Dieser Artikel ist mehr als ein Jahr alt. Es muss daher nicht sein, dass wir jedes einzelne Wort immer noch so schreiben würden wie damals. Wenn Fragen sind, kommentiere einfach zum Artikel, dann antworten wir Dir gerne.

18 Gedanken über “Warum wir wieder Geld in die Hand nehmen

  1. Michael Jung

    Das wäre eine Lösung für die Selbstversorgung.
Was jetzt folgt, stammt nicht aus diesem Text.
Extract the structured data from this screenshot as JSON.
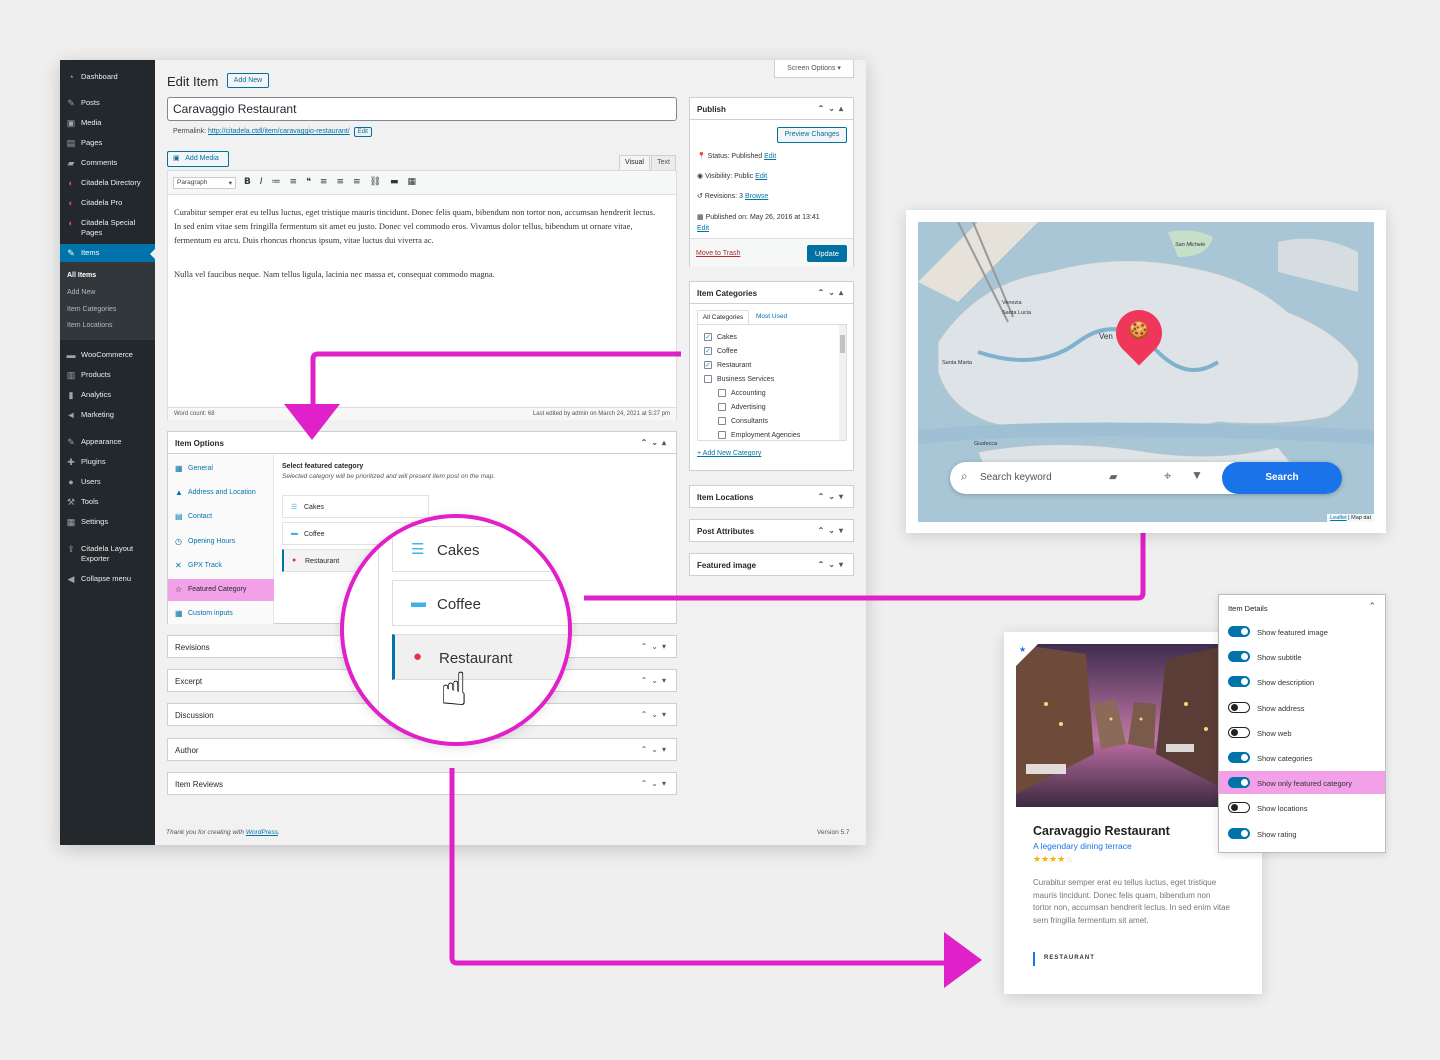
{
  "sidebar": {
    "items": [
      {
        "label": "Dashboard",
        "icon": "dashboard-icon"
      },
      {
        "label": "Posts",
        "icon": "pin-icon"
      },
      {
        "label": "Media",
        "icon": "media-icon"
      },
      {
        "label": "Pages",
        "icon": "pages-icon"
      },
      {
        "label": "Comments",
        "icon": "comments-icon"
      },
      {
        "label": "Citadela Directory",
        "icon": "citadela-icon"
      },
      {
        "label": "Citadela Pro",
        "icon": "citadela-icon"
      },
      {
        "label": "Citadela Special Pages",
        "icon": "citadela-icon"
      },
      {
        "label": "Items",
        "icon": "pin-icon"
      },
      {
        "label": "WooCommerce",
        "icon": "woo-icon"
      },
      {
        "label": "Products",
        "icon": "products-icon"
      },
      {
        "label": "Analytics",
        "icon": "analytics-icon"
      },
      {
        "label": "Marketing",
        "icon": "megaphone-icon"
      },
      {
        "label": "Appearance",
        "icon": "brush-icon"
      },
      {
        "label": "Plugins",
        "icon": "plugin-icon"
      },
      {
        "label": "Users",
        "icon": "user-icon"
      },
      {
        "label": "Tools",
        "icon": "wrench-icon"
      },
      {
        "label": "Settings",
        "icon": "settings-icon"
      },
      {
        "label": "Citadela Layout Exporter",
        "icon": "export-icon"
      },
      {
        "label": "Collapse menu",
        "icon": "collapse-icon"
      }
    ],
    "submenu": [
      "All Items",
      "Add New",
      "Item Categories",
      "Item Locations"
    ]
  },
  "header": {
    "title": "Edit Item",
    "add_new": "Add New",
    "screen_options": "Screen Options ▾"
  },
  "editor": {
    "post_title": "Caravaggio Restaurant",
    "permalink_label": "Permalink:",
    "permalink_url": "http://citadela.ctdl/item/caravaggio-restaurant/",
    "permalink_edit": "Edit",
    "add_media": "Add Media",
    "tab_visual": "Visual",
    "tab_text": "Text",
    "format_select": "Paragraph",
    "paragraph1": "Curabitur semper erat eu tellus luctus, eget tristique mauris tincidunt. Donec felis quam, bibendum non tortor non, accumsan hendrerit lectus. In sed enim vitae sem fringilla fermentum sit amet eu justo. Donec vel commodo eros. Vivamus dolor tellus, bibendum ut ornare vitae, fermentum eu arcu. Duis rhoncus rhoncus ipsum, vitae luctus dui viverra ac.",
    "paragraph2": "Nulla vel faucibus neque. Nam tellus ligula, lacinia nec massa et, consequat commodo magna.",
    "word_count": "Word count: 68",
    "last_edited": "Last edited by admin on March 24, 2021 at 5:27 pm"
  },
  "item_options": {
    "title": "Item Options",
    "tabs": [
      "General",
      "Address and Location",
      "Contact",
      "Opening Hours",
      "GPX Track",
      "Featured Category",
      "Custom inputs"
    ],
    "select_heading": "Select featured category",
    "select_desc": "Selected category will be prioritized and will present item post on the map.",
    "options": [
      "Cakes",
      "Coffee",
      "Restaurant"
    ]
  },
  "collapsed_boxes": [
    "Revisions",
    "Excerpt",
    "Discussion",
    "Author",
    "Item Reviews"
  ],
  "footer": {
    "thanks": "Thank you for creating with",
    "wp_link": "WordPress",
    "version": "Version 5.7"
  },
  "publish": {
    "title": "Publish",
    "preview": "Preview Changes",
    "status_label": "Status:",
    "status_value": "Published",
    "visibility_label": "Visibility:",
    "visibility_value": "Public",
    "revisions_label": "Revisions:",
    "revisions_value": "3",
    "browse": "Browse",
    "published_label": "Published on:",
    "published_value": "May 26, 2016 at 13:41",
    "edit": "Edit",
    "trash": "Move to Trash",
    "update": "Update"
  },
  "categories": {
    "title": "Item Categories",
    "tab_all": "All Categories",
    "tab_used": "Most Used",
    "list": [
      {
        "label": "Cakes",
        "checked": true,
        "indent": false
      },
      {
        "label": "Coffee",
        "checked": true,
        "indent": false
      },
      {
        "label": "Restaurant",
        "checked": true,
        "indent": false
      },
      {
        "label": "Business Services",
        "checked": false,
        "indent": false
      },
      {
        "label": "Accounting",
        "checked": false,
        "indent": true
      },
      {
        "label": "Advertising",
        "checked": false,
        "indent": true
      },
      {
        "label": "Consultants",
        "checked": false,
        "indent": true
      },
      {
        "label": "Employment Agencies",
        "checked": false,
        "indent": true
      }
    ],
    "add_new": "+ Add New Category"
  },
  "side_boxes": [
    "Item Locations",
    "Post Attributes",
    "Featured image"
  ],
  "zoom": {
    "options": [
      "Cakes",
      "Coffee",
      "Restaurant"
    ]
  },
  "map": {
    "labels": [
      "San Michele",
      "Venezia",
      "Santa Lucia",
      "Santa Marta",
      "Giudecca",
      "Ven"
    ],
    "search_placeholder": "Search keyword",
    "search_button": "Search",
    "attribution_leaflet": "Leaflet",
    "attribution_map": "| Map dat"
  },
  "listing": {
    "title": "Caravaggio Restaurant",
    "subtitle": "A legendary dining terrace",
    "rating": 4,
    "description": "Curabitur semper erat eu tellus luctus, eget tristique mauris tincidunt. Donec felis quam, bibendum non tortor non, accumsan hendrerit lectus. In sed enim vitae sem fringilla fermentum sit amet.",
    "category": "RESTAURANT"
  },
  "item_details": {
    "title": "Item Details",
    "toggles": [
      {
        "label": "Show featured image",
        "on": true
      },
      {
        "label": "Show subtitle",
        "on": true
      },
      {
        "label": "Show description",
        "on": true
      },
      {
        "label": "Show address",
        "on": false
      },
      {
        "label": "Show web",
        "on": false
      },
      {
        "label": "Show categories",
        "on": true
      },
      {
        "label": "Show only featured category",
        "on": true
      },
      {
        "label": "Show locations",
        "on": false
      },
      {
        "label": "Show rating",
        "on": true
      }
    ]
  },
  "colors": {
    "accent": "#e020c8",
    "wp_blue": "#0073aa",
    "sidebar": "#23282d",
    "marker": "#f0365a",
    "search_btn": "#1a73e8"
  }
}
ABER: Wenn jeder an sich denkt ist längst nicht an alle gedacht. Denn nicht jeder hat fruchtbaren Grund und Boden. Daher sind größere Landwirte die auch mal etwas mehr produzieren als nur für sich selbst (viel mehr) von hoher Bedeutung. Und in die Technik sollte demnach ordentlich investiert werden um da auch mal nach vorne zu kommen.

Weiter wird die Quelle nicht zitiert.